809 F.2d 584, 7 Fed. R. Serv. 3d 228, 1987 U.S. App. LEXIS 4076
CourtCourt of Appeals for the Ninth Circuit
DecidedFebruary 3, 1987
Docket84-2602
StatusPublished
Cited by18 cases

This text of 809 F.2d 584 (Golden Eagle Distributing Corporation v. Burroughs Corporation, and Appeal of Kirkland & Ellis) is published on Counsel Stack Legal Research, covering Court of Appeals for the Ninth Circuit primary law. Counsel Stack provides free access to over 12 million legal documents including statutes, case law, regulations, and constitutions.

Bluebook
Golden Eagle Distributing Corporation v. Burroughs Corporation, and Appeal of Kirkland & Ellis, 809 F.2d 584, 7 Fed. R. Serv. 3d 228, 1987 U.S. App. LEXIS 4076 (9th Cir. 1987).

Opinion

NOONAN, Circuit Judge,

with whom SNEED, ANDERSON, HALL, and KOZINSKI, Circuit Judges, join dissenting from the denial of a sua sponte request for en banc hearing:

This case is not ordinary in the attention with which it has been watched by the profession. Judge Sehwarzer has written a leading article on Rule 11, “Sanctions Under the New Federal Rule 11 — A Closer Look,” 104 F.R.D. 181 (1985). Beyond the normal respect to be accorded the actions of a district judge, acknowledgment is owed to a pioneer authority on the Rule. We should also take into account that dis *585 trict courts, more than appellate courts, are plagued by misrepresentations.
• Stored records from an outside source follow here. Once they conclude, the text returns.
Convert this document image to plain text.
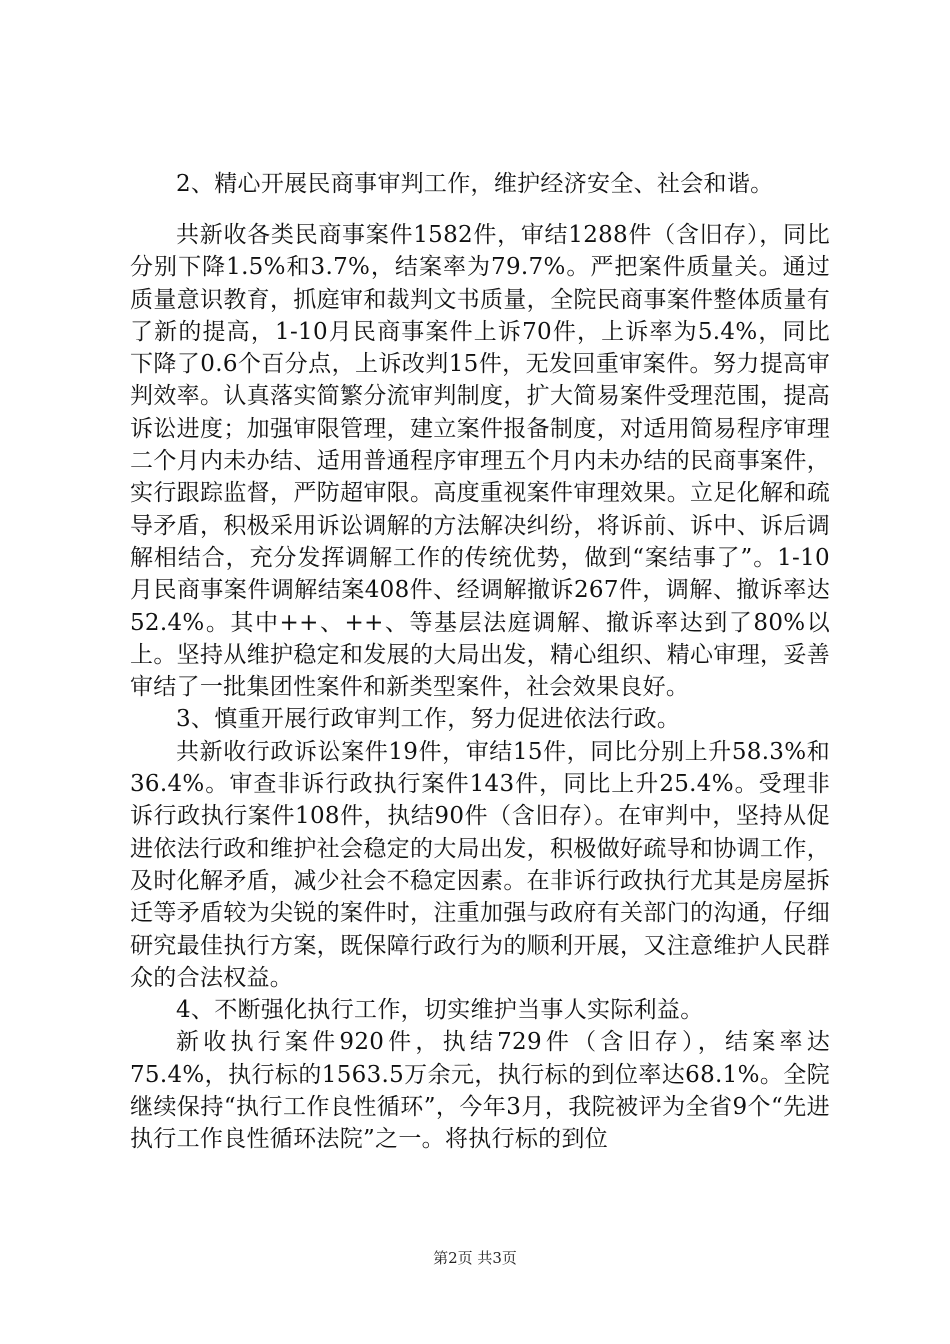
2、精心开展民商事审判工作，维护经济安全、社会和谐。

共新收各类民商事案件1582件，审结1288件（含旧存），同比分别下降1.5%和3.7%，结案率为79.7%。严把案件质量关。通过质量意识教育，抓庭审和裁判文书质量，全院民商事案件整体质量有了新的提高，1-10月民商事案件上诉70件，上诉率为5.4%，同比下降了0.6个百分点，上诉改判15件，无发回重审案件。努力提高审判效率。认真落实简繁分流审判制度，扩大简易案件受理范围，提高诉讼进度；加强审限管理，建立案件报备制度，对适用简易程序审理二个月内未办结、适用普通程序审理五个月内未办结的民商事案件，实行跟踪监督，严防超审限。高度重视案件审理效果。立足化解和疏导矛盾，积极采用诉讼调解的方法解决纠纷，将诉前、诉中、诉后调解相结合，充分发挥调解工作的传统优势，做到“案结事了”。1-10月民商事案件调解结案408件、经调解撤诉267件，调解、撤诉率达52.4%。其中++、++、等基层法庭调解、撤诉率达到了80%以上。坚持从维护稳定和发展的大局出发，精心组织、精心审理，妥善审结了一批集团性案件和新类型案件，社会效果良好。

3、慎重开展行政审判工作，努力促进依法行政。

共新收行政诉讼案件19件，审结15件，同比分别上升58.3%和36.4%。审查非诉行政执行案件143件，同比上升25.4%。受理非诉行政执行案件108件，执结90件（含旧存）。在审判中，坚持从促进依法行政和维护社会稳定的大局出发，积极做好疏导和协调工作，及时化解矛盾，减少社会不稳定因素。在非诉行政执行尤其是房屋拆迁等矛盾较为尖锐的案件时，注重加强与政府有关部门的沟通，仔细研究最佳执行方案，既保障行政行为的顺利开展，又注意维护人民群众的合法权益。

4、不断强化执行工作，切实维护当事人实际利益。

新收执行案件920件，执结729件（含旧存），结案率达75.4%，执行标的1563.5万余元，执行标的到位率达68.1%。全院继续保持“执行工作良性循环”，今年3月，我院被评为全省9个“先进执行工作良性循环法院”之一。将执行标的到位

第2页 共3页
We face them on occasion, but common report has it that some trial lawyers are much less scrupulous with trial judges, who do not have the staff or time an appellate tribunal has to unmask misrepresentation. When an outstanding district judge has said, “Enough. I’ll deal with misrepresentation under Rule 11,” this court should at least have responded to what he has actually done.

Denial of rehearing en banc does not foreclose the opportunity to point out where the opinion distorts what the district court did, to underline certain difficulties the opinion creates, and finally to point out alternative avenues that the opinion does not cut off.

I. Distortions

First. The opinion imposes upon the analysis of Judge Schwarzer a new and different framework. The term “argument-identification” is coined by the opinion and presented as what Judge Schwarzer was seeking. 801 F.2d 1531,1539-40. A distinction is made between the merits of the case and its manner of presentation by Kirkland, Ellis. Id,., p. 1539. The misrepresentation of Kirkland, Ellis are palliated because a brief could have been written without misrepresentations. Id., p. 1535. The opinion so substantially recasts the case that Judge Schwarzer’s reasons and action are obscured.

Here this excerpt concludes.